Cross, Sceilg Mhichíl, Co. Kerry
Co. Kerry |
Crosses & Monuments
On the remote Atlantic rock of Skellig Michael, among the beehive huts and oratories that have drawn visitors and scholars for generations, there sits a broken slab that almost escapes notice entirely.
Set into the south-western side of the Monks' Graveyard, it is modest in every dimension: 0.63 metres tall, 0.3 metres wide, and just 0.06 metres thick. What makes it quietly remarkable is what it may once have been. The arms of this rough stone are broken, leaving its identification as a cross uncertain, a question mark in carved stone on one of Ireland's most celebrated early Christian sites.
The slab itself has an unusual profile, narrowing in width towards its base rather than sitting as a uniform upright. Whether that tapering was deliberate, shaped by the hand of a monk working sometime in the early medieval period, or whether it reflects the natural character of the stone, is not recorded. What survives is the object itself, catalogued by archaeologists Aidan O'Sullivan and Jerry Sheehan in their 1996 survey of the Iveragh Peninsula as item 948 in a comprehensive archaeological account of south Kerry.
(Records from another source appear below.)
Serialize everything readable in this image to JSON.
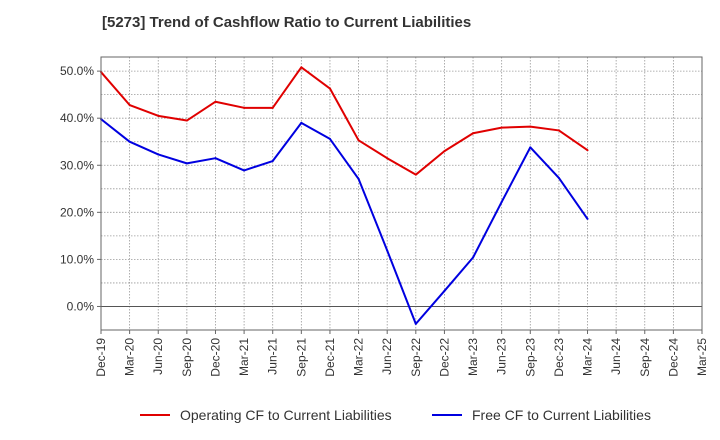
{
  "chart_data": {
    "type": "line",
    "title": "[5273]  Trend of Cashflow Ratio to Current Liabilities",
    "xlabel": "",
    "ylabel": "",
    "categories": [
      "Dec-19",
      "Mar-20",
      "Jun-20",
      "Sep-20",
      "Dec-20",
      "Mar-21",
      "Jun-21",
      "Sep-21",
      "Dec-21",
      "Mar-22",
      "Jun-22",
      "Sep-22",
      "Dec-22",
      "Mar-23",
      "Jun-23",
      "Sep-23",
      "Dec-23",
      "Mar-24",
      "Jun-24",
      "Sep-24",
      "Dec-24",
      "Mar-25"
    ],
    "ylim": [
      -5,
      53
    ],
    "yticks": [
      0,
      10,
      20,
      30,
      40,
      50
    ],
    "ytick_labels": [
      "0.0%",
      "10.0%",
      "20.0%",
      "30.0%",
      "40.0%",
      "50.0%"
    ],
    "grid": true,
    "legend_position": "bottom",
    "series": [
      {
        "name": "Operating CF to Current Liabilities",
        "color": "#e00000",
        "values": [
          49.8,
          42.8,
          40.5,
          39.5,
          43.5,
          42.2,
          42.2,
          50.8,
          46.3,
          35.3,
          31.5,
          28.0,
          33.0,
          36.8,
          38.0,
          38.2,
          37.4,
          33.2,
          null,
          null,
          null,
          null
        ]
      },
      {
        "name": "Free CF to Current Liabilities",
        "color": "#0000e0",
        "values": [
          39.8,
          35.0,
          32.3,
          30.4,
          31.5,
          28.9,
          30.9,
          39.0,
          35.6,
          27.1,
          11.9,
          -3.7,
          3.3,
          10.4,
          22.2,
          33.8,
          27.3,
          18.6,
          null,
          null,
          null,
          null
        ]
      }
    ]
  }
}
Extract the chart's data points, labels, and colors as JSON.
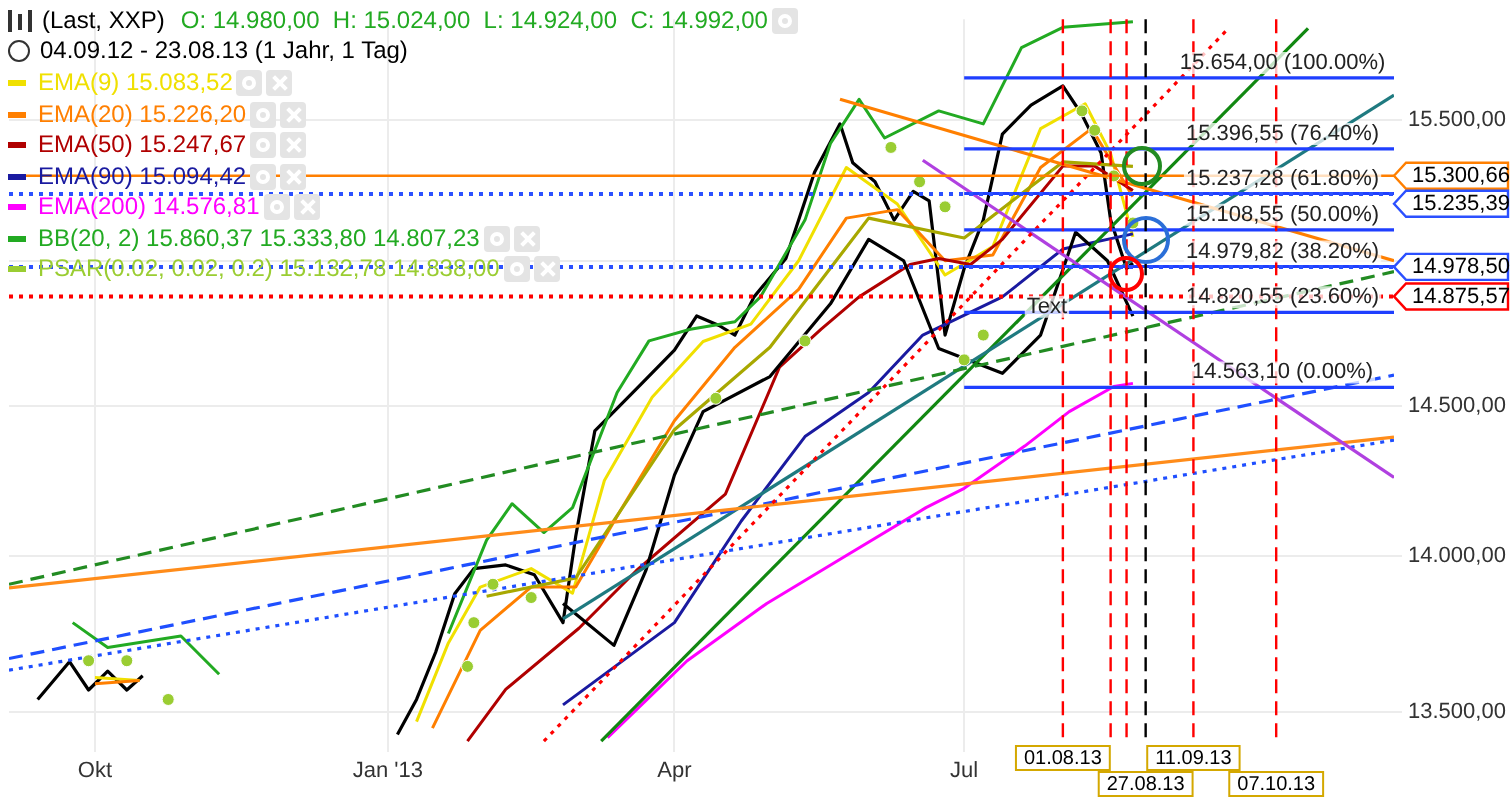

Skellig Michael, a UNESCO World Heritage Site, was occupied by a community of monks who constructed their remarkable dry-stone settlement, consisting of corbelled cells, an oratory, and a graveyard, on a vertiginous rock some twelve kilometres off the Kerry coast. The graveyard in which this slab stands would have marked the resting place of those who chose, or were sent, to live out their lives in that extraordinary isolation.